# 基于泰勒级数的时间突变帧选择算法

- 来源：HuggingFace Daily Papers（社区热门论文）
- 发布时间：2026-05-21 08:00
- AIHOT 分数：65
- AIHOT 链接：https://aihot.virxact.com/items/cmpgadnms0dqusljwmxxo9qkb
- 原文链接：https://arxiv.org/abs/2605.22678

## AI 摘要

该研究提出Swift Sampling，一种免训练的视频帧选择算法。其灵感源自人脑的预测编码机制，将视频建模为视觉潜在空间中的可微轨迹，计算特征的速度与加速度，并通过泰勒展开预测后续帧的预期路径。算法识别出大幅偏离预测轨迹的帧，即“时间信息突变帧”，作为包含关键信息的帧进行采样。该方法极其轻量，仅增加0.02倍计算开销，比主流方法低30倍。在长视频问答的多个基准测试中，它均优于均匀采样等方法，在帧预算有限时尤为有效，准确率最高可提升12.5个百分点。

## 正文

While most frames in long-form video are redundant, the critical information resides in temporal surprises: moments where the actual visual features deviate from their predicted evolution. Inspired by the human brain's predictive coding, we introduce Swift Sampling, an elegant, training-free frame selection algorithm that automatically identifies high-information moments in a video.
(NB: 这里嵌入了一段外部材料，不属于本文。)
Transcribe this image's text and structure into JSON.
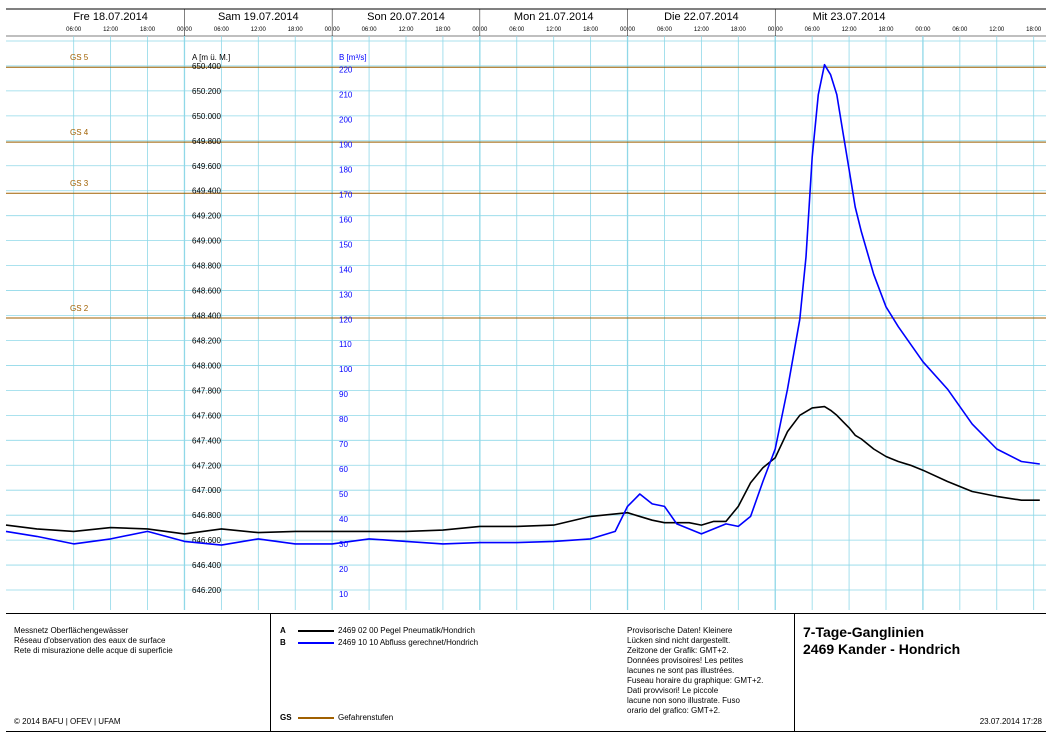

Specifically, we model a video as a differentiable trajectory in the visual latent space and compute the velocity and acceleration of its features. Then, we apply Taylor expansion to project the expected path of subsequent frames. Frames that diverge sharply from this predicted manifold are identified as temporally surprising frames and selected for sampling. Unlike prior training-free methods that rely on auxiliary networks or video-specific hyperparameter tuning, Swift Sampling is incredibly lightweight, adding only 0.02x additional computational cost over baseline making it 30x cheaper overhead than leading baselines. Across three long-video question answering benchmarks and 10 different downstream tasks, Swift Sampling outperforms uniform sampling and prior query-agnostic baselines. It is especially powerful for long videos with limited frame budgets improving accuracy by up to +12.5 points.